Thursday, September 09, 2021

Describing - or not describing - your characters

Today I came across this piece I'd written back in 2004, and never seem to have done anything more with. If nothing else it's fun to read how different writers describe their characters: 

A character in a recent* Tim La Haye novel is described as ‘a hunk with dark hair.’  This may not be La Haye’s fault, since he regularly uses other writers to fill out the details, but it’s symptomatic of the weak descriptions prevalent in many current popular novels.

Here’s another from a recent thriller: ‘Linda. Soft, beautiful, generous, and solid, his backbone for three and a half decades.’ Solid? 

Many writers tend to avoid describing characters these days, partly a result of fashion, and partly a result of the ‘show, don’t tell’ school of writing, whereby they reveal their characters through dialogue and action. But an author who can give us a succinct description of one of their creations, adds something to the reader’s imagination.

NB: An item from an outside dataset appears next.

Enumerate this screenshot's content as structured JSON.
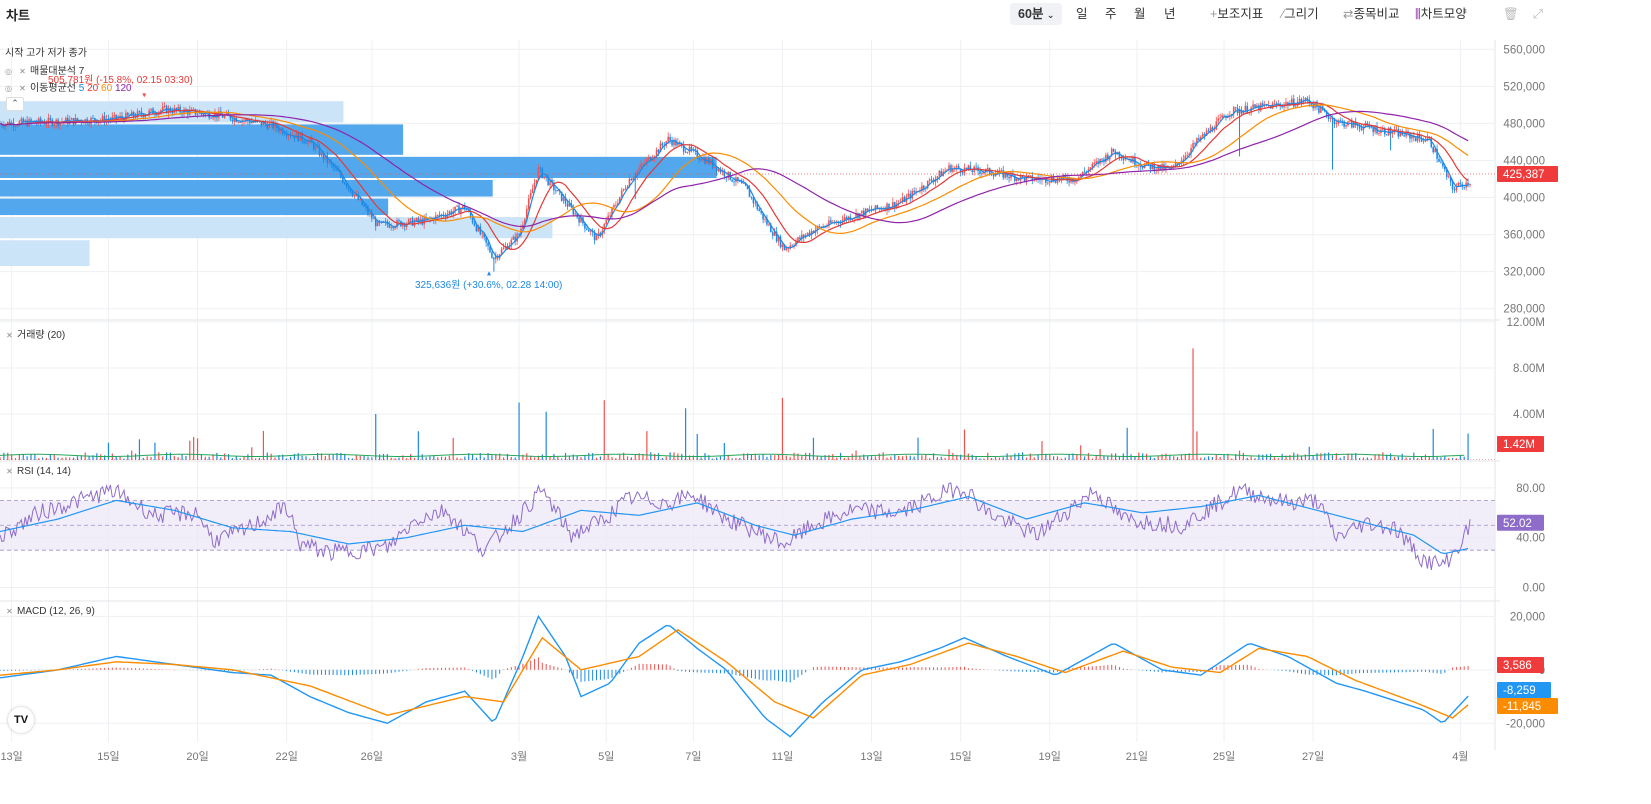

Consider Agatha Christie’s first description of Hercule Poirot: ‘He was hardly more than five feet, four inches, but carried himself with great dignity. His head was exactly the shape of an egg, and he always perched it a little on one side.’

Dorothy Sayers’ detective, Lord Peter Wimsey, fares worse: ‘His long, amiable face looked as if it had generated spontaneously from his top hat, as white maggots breed from Gorgonzola.’ Looking at the various images of Wimsey, from drawings to TV performances, no one seems to have achieved anything like this wonderful description. 

Chesterton manages to describe Father Brown in endless ways, but here are a couple: ‘there shambled into the room a shapeless little figure, which seemed to find its own hat and umbrella as unmanageable as a mass of luggage.’ [He had] a breathless geniality which characterises a corpulent charwoman who has just managed to stuff herself into an omnibus.’

P G Wodehouse not describing a minor character: ‘There is no need to describe Teddy Weeks….a sickeningly handsome young man, possessing precisely the same melting eyes, mobile mouth, and corrugated hair so esteemed by the theatre-going public today.’

One of my favourite character descriptions comes from Middlemarch. George Eliot gives us more than a page on Sir James, so it’s difficult to pull out any particular piece, but here goes: ‘a man’s mind – what there is of it – has always the advantage of being masculine – as the smallest birch tree is of a higher kind than the most soaring palm – and even his ignorance is of a sounder quality.’ Fortunately, Sir James turns out to be worth more than this description of him. 

Likewise, Annie Proulx in The Shipping News builds up a picture of her main character paragraph by ruthless paragraph: ‘A great damp loaf of a body. Head shaped like a crenshaw,** no neck, reddish hair ruched back. Features as bunched as kissed fingertips. Eyes the colour of plastic. The monstrous chin, a freakish shelf jutting from the lower face.’ It’s almost as if she didn’t like him very much.

And finally, Shakespeare on one of his favourite characters, Falstaff: ‘that trunk of humours, that bolting-hutch of beastliness, that swoln parcel of dropsies, that huge bombard of sack, that stuffed cloak bag of guts, that roasted Manningtree ox with the pudding in his belly, that reverend vice, that grey iniquity, that father ruffian, that vanity in years.’

* 'Recent' in 2004, that is. 

** A variety of melon, apparently. 

It's probable this piece was originally intended as a column for the NZ Anglican magazine, Taonga. Those columns were published under the heading of The Juggling Bookie.